Shrum, Duque, and Brown (2005) view that changing scope of digital video through the lens of the social world, by offering up two important concepts: the fluid wall and the videoactive context. They frame video as a methodology, rather than as a medium or tool. Honestly, I sat with this concept for a while. As a videographer, I’ve always framed the technology as a tool or medium which can be utilized; to change that frame feels awkward and difficult, but I can see its value and usefulness. Video production is just that — an action, an approach, and a technique for producing a type of research.
The article for this week by Despret (2006) also left me wondering about the manipulation which may be happening by including equipment inside of an interaction with a subject. Thelma Rowell’s 23 bowls and 22 sheep are excellent case study of this same phenomenon. By including the extra bowl, Rowell is intentionally manipulating the situation to understand a particular element of a scene. Of course, there are ethics concerns which the article deftly explains; but those aside, how do we grapple with the insertion of the physical placement of the camera into the interaction?

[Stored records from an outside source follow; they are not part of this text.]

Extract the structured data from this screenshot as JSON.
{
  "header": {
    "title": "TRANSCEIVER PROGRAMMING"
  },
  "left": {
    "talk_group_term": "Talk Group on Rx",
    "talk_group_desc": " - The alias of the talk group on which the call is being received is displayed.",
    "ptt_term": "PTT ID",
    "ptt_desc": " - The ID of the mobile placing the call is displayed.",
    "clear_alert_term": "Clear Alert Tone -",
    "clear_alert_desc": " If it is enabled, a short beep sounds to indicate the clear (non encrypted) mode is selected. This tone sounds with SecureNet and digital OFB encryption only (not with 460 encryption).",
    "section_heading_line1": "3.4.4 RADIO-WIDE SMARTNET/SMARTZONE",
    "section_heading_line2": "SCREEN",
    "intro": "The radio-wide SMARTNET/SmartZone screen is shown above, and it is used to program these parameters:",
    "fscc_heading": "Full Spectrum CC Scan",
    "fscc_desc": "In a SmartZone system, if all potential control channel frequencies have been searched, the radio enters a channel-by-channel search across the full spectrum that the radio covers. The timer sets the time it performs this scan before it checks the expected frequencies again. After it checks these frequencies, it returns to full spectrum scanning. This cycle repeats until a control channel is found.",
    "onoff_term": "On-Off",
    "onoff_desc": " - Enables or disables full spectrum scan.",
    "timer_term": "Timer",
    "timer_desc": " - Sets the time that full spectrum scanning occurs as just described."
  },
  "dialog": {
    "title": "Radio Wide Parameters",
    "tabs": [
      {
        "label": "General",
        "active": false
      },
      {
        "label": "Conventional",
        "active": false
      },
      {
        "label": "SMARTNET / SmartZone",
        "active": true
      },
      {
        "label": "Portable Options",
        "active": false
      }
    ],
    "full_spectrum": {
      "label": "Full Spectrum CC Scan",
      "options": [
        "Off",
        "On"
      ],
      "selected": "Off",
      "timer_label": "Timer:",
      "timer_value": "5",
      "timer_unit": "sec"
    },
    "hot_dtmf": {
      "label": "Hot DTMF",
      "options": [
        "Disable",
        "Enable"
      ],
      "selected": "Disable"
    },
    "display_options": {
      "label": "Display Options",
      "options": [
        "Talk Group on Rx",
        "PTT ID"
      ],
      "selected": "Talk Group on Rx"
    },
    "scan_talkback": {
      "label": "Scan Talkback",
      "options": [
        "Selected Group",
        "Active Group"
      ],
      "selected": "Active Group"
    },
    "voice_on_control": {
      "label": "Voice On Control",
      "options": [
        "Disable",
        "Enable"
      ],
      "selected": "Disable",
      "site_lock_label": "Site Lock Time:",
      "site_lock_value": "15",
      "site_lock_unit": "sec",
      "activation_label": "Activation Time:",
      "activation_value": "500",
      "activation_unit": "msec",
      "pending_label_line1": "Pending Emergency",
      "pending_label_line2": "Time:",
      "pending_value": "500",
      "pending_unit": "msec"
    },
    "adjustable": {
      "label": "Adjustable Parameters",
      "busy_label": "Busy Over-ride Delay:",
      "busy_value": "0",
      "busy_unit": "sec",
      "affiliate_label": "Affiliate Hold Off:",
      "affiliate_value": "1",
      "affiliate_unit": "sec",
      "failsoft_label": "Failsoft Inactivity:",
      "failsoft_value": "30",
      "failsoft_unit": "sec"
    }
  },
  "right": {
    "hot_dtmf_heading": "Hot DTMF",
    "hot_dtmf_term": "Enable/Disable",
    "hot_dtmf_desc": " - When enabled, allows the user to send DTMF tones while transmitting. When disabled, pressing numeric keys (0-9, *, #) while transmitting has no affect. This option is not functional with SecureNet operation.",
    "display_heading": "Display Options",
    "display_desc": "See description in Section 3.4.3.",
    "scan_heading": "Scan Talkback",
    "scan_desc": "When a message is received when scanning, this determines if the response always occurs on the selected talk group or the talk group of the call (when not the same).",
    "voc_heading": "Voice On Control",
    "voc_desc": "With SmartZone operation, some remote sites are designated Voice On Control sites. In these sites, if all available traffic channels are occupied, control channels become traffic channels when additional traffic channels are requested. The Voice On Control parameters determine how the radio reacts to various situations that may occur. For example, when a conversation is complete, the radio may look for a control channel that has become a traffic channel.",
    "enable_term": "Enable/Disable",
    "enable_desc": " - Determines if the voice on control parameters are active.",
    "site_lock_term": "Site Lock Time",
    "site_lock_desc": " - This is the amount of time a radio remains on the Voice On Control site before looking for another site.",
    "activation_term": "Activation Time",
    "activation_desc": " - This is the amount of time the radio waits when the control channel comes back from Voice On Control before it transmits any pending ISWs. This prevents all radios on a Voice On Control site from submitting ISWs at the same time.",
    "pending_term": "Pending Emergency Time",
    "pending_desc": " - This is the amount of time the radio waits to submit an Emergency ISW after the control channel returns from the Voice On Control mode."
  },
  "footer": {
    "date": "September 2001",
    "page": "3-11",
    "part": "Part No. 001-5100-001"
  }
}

Shrum, Duque, and Brown (2005) offer up the the idea of the fluid wall as a way to consider the duality present between the participant and the cinematographer. (10) The fluidity of the interaction, where the production is discussed with the participants, and perhaps even exchanged roles, deeply resonates with me. Firstly, it recognizes that equality of participants within the interaction. Secondarily, it forces the camera to become an active participant within the interaction, drawing connections to Law and Latour’s Actor-Network theory, where the camera is an non-human actant. The fluid wall examines this dynamic exchanges with an understanding of the ever-changing movement of the situation. This, for me, in the answer to the above question left by Despret: acknowledgment of the camera and its role in the situation.
Although the interaction is inherently different than without the camera, the camera actually provides a novel element the sitaution which can offers new and unique perspectives, such as Despret (2006) and the 23rd bowl of food.
Despret, V. (2006). Sheep do have opinions. In B. Latour & P. Weibel (Eds.), Making Things Public: Atmospheres of Democracy (360–370). MIT Press.
Erickson, F. (2011). Uses of video in social research: a brief history. International Journal Of Social Research Methodology, 14(3), 179–189
Shrum, Duque, Brown (2005). Digital video as research practice: methodology for the millennium. Journal of Research Practice 1(1): 1–19.